I remember weekly trips to the library.
I remember Sunday visits: You did not have to call or await an invitation.
I remember life without Little League and without a Recreation Office.
I remember real neighborhoods.
I remember stay-at-home mothers.
I remember the innocence of movies.
In Milford, Massachusetts, in the 1940s, I remember my mother walking from our home to my father’s locksmith shop to bring him a hot meal for lunch. I was about three or four years old and walked by my mother’s side as she pushed a baby carriage for the one-mile distance to Main Street. For the first 10 years of my life I recall only one member of the extended family who owned an automobile; everyone else walked to and from work and to and from church, and friends and relatives who visited on Sundays or holidays made their journey on foot or hired a taxi. I walked to school and then home for lunch and then back to school for the afternoon session only to walk home again at 3:30. I walked to the town park and back home every day in the summer to play baseball, and I walked to the library at least once a week to select books for the normal pastime of reading. Walking was a way of life for all ages, and only the elderly or handicapped used taxis for regular transportation. Bus transportation was available for those who worked in mills or factories too distant to walk.

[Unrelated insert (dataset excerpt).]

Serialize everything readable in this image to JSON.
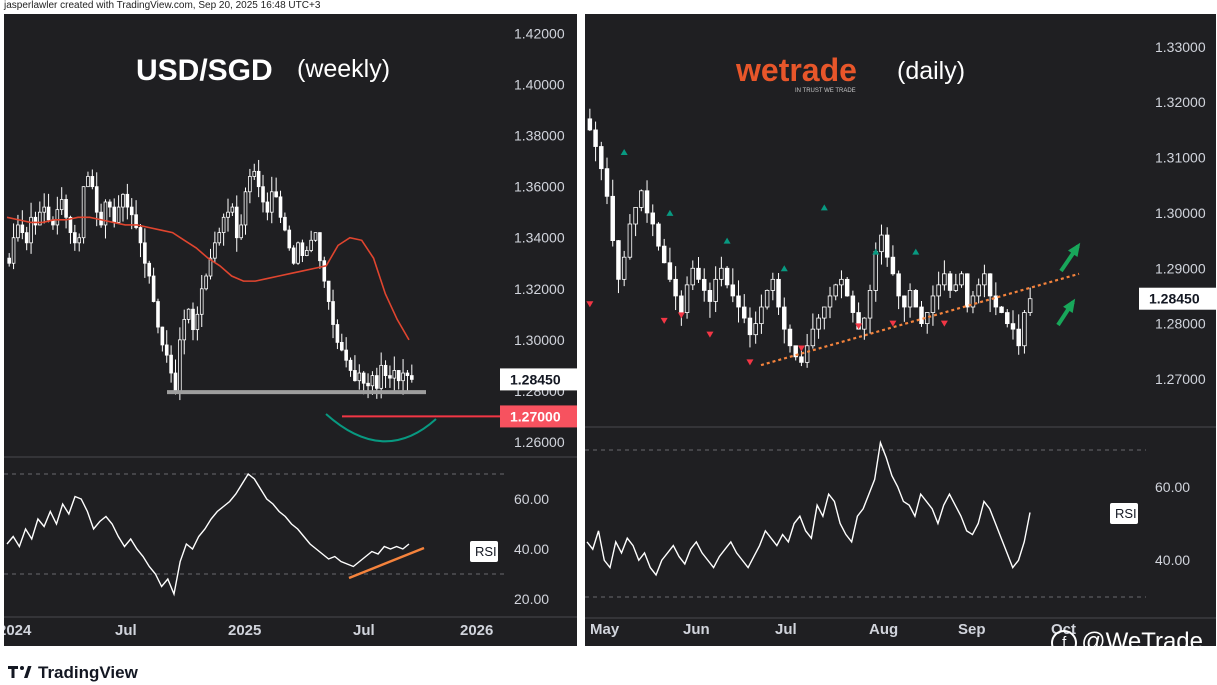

Walking simplifies life, and it invigorates health. One learns to explore his immediate surroundings and to visit all the places of interest within walking distance. In a town of 15,000, the number of sites and places of interest north, south, east, and west seemed boundless. North Pond, Bear Hill, Prospect Heights (the Armenian and Portuguese section), the Milford Town Library, East Main Street (the Italian section), the Milford quarries, and Lake Nipmuc all seemed to a child like separate regions on the map of a large country, and Milford seemed like a universe rather than a town. Walking to and from all these places gave them a concrete reality and distinctive character so that one could either see, hear, or smell some unique sensation with each locale. The fresh smell of Kennedy’s peanut butter in a downtown store; the sounds of Italian on the lips of immigrants from the old country; the dusty, antique look of the Milford locksmith shop with its rows of keys and jumble of locks; and the immaculate silence and spotless tidiness of the town library imprinted powerful impressions reinforced after each visit. By walking frequently to these various places, the town and all its special places assumed a definite shape and possessed a particular aura; reality was not abstract, vague, dull, or dingy.
Walking impresses upon a person the character of things that sightseeing from an automobile never captures. Walking instills a sense of a normal pace and a natural rhythm and cultivates leisureliness — the opposite of the wild speech and abnormal restlessness that beset many drivers and cause bizarre behavior such as “road rage,” not to speak of fatal accidents. Walking keeps a person in tune with nature, in touch with the earth, and mindful of the body. When the simple pleasure of walking disappears, the whole quality of life suffers as many associate stylish new cars with the height of human happiness.